Das Gebiet von Aspern zählt zu den ältesten Siedlungsgebieten Wiens. Die erste urkundliche Erwähnung des Ortes erfolgte im Jahre 1258 als Asparn. Während der Türkenbelagerungen wird das Dorf schwer zerstört. Im Jahre 1904 wurde das stark landwirtschaftlich geprägte Aspern als Teil des neuen 21. Wiener Gemeindebezirk Floridsdorf eingemeindet. Im Jahre 1938 kam der Stadtteil zum 22. Bezirk Groß-Enzersdorf, einem Teil des neuen Groß-Wiens. Seit dem Jahre 1954 bildet Aspern mit sieben weiteren Gemeinden den Bezirk Donaustadt.

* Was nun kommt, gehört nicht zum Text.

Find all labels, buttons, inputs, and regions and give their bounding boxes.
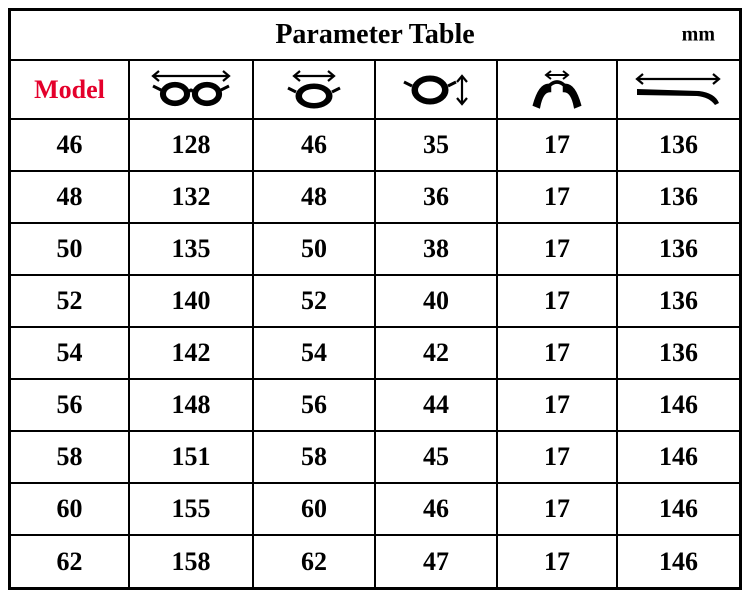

Im Jahre 1912 wurde das Flugfeld Aspern eröffnet. Hier war bis zum 2. Weltkrieg ein Zentrum der österreichischen Zivil- und Militärluftfahrt. Nach dem Krieg wurde das Flugfeld von den russischen Besatzungstruppen verwendet. 1977 wurde das Flugfeld geschlossen.

Zur Zeit wird die U-Bahnlinie U2 nach Aspern verlängert und die Stadt Wien versucht das Gebiet des Flugfelds zu erschließen. Unter anderem wird eine Ansiedelung der TU Wien erwogen.